In order to utilize the "Safe Harbor" provisions of the United States
Private Securities Litigation Reform Act of 1995, Schering
Aktiengesellschaft (the "Company") is providing the following cautionary
statement. Except for historical information, statements contained in this
Current Report on Form 6-K may constitute forward-looking statements. The
words "believe", "anticipate", "expect", "intend", "estimate", "plan",
"assume", "will", "may", "should", "risk" and other similar expressions are
predictions of or indicate future events and future trends which do not
relate to historical matters but identify forward-looking statements. In
addition, this annual report includes forward-looking statements relating
to our potential exposure to various types of market risks, such as foreign
exchange rate risk, interest rate and other risks related to financial
assets and liabilities and equity price risk. You should not rely on
forward-looking statements because they involve known and unknown risks,
uncertainties and other factors which are, in many cases, beyond our
control and may cause our actual results, performance or achievements to
differ materially from anticipated future results, performance or
achievements expressed or implied by the forward-looking statements and
from past results, performance or achievements. Certain factors that may
cause such differences include but are not limited to the following:

- - governmental factors, including legislative and regulatory changes;

- - difficulties and uncertainties related to new product development;

- - delays and uncertainties in the product approval process;

- - factors affecting our ability to obtain or maintain patent or
  trademark protection for our key products and processes;

- - factors adversely affecting the sale of our key products, including
  safety or efficacy concerns, increased competition from other
  products or manufacturing or supply disruptions;

- - competitive factors, including pricing and product initiatives of our
  competitors;

- - legal factors, including product liability or other liability claims;

- - factors relating to the implementation of strategic, operational and
  organizational initiatives;

- - human resources factors, including our ability to attract and retain
  qualified personnel;

- - economic factors over which we have no control, including changes in
  inflation, interest rates and foreign currency exchange rates, and
  overall economic conditions particularly in areas such as Asia,
  Eastern Europe and Latin America;

- - adverse developments in our relationships with our development,
  manufacturing and marketing partners;

- - the impact of future investments, acquisitions and dispositions, and
  any delays, unexpected costs or other problems experienced in
  connection with such transactions, including any liabilities
  associated with the sale of our minority interest in Aventis
  CropScience;

- - changes in environmental laws and regulations, which could cause us
  to incur significant costs in connection with ongoing compliance or
  liability for remediation; and

- - other risks, uncertainties and factors inherent in our business.

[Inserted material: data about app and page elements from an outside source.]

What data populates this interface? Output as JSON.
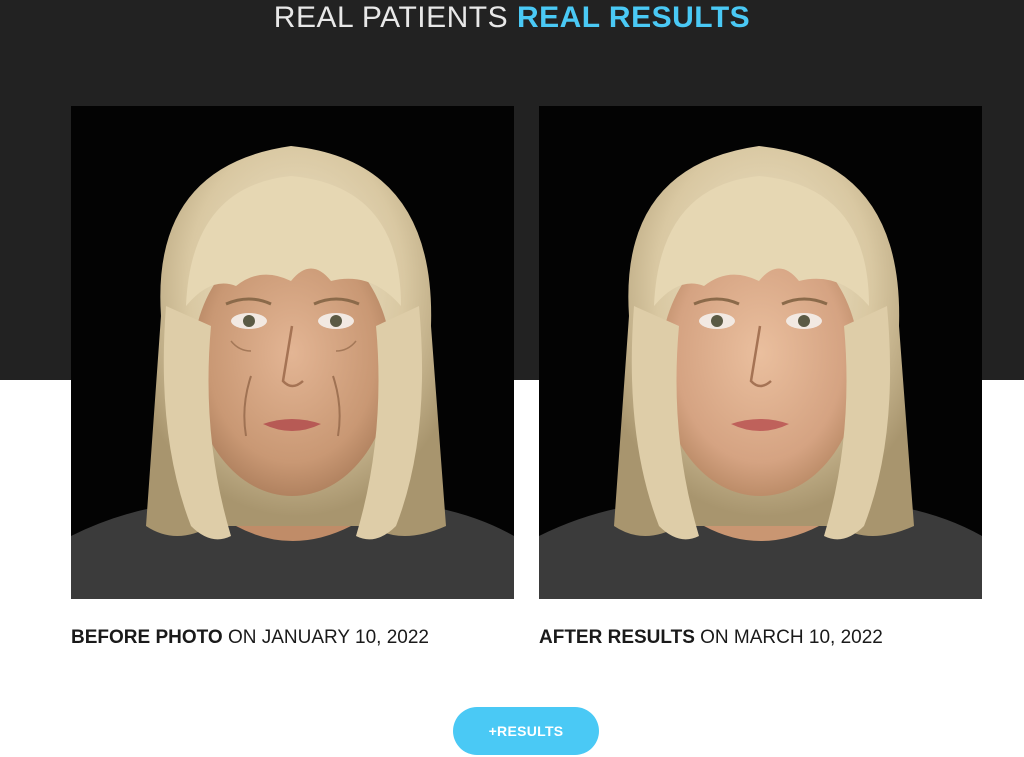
{
  "header": {
    "title_light": "REAL PATIENTS",
    "title_accent": "REAL RESULTS"
  },
  "gallery": {
    "before": {
      "label_strong": "BEFORE PHOTO",
      "label_rest": " ON JANUARY 10, 2022"
    },
    "after": {
      "label_strong": "AFTER RESULTS",
      "label_rest": " ON MARCH 10, 2022"
    }
  },
  "actions": {
    "more_results_label": "+RESULTS"
  },
  "colors": {
    "accent": "#4ac9f5",
    "dark_band": "#222222",
    "photo_background": "#030303",
    "text": "#1a1a1a"
  }
}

These and other risks, uncertainties and factors are discussed in the
Company's Form 20-F Annual Report and other filings with the Securities and
Exchange Commission, including this Form 6-K. Shareholders and prospective
investors are cautioned not to place undue reliance on these forward-
looking statements which speak only as to the Company's judgment as of the
date hereof. Any such forward-looking statements are not intended to give
any assurance as to future results. The Company undertakes no obligation to
publicly update or revise any of these forward-looking statements, whether
to reflect new information or future events or circumstances or otherwise.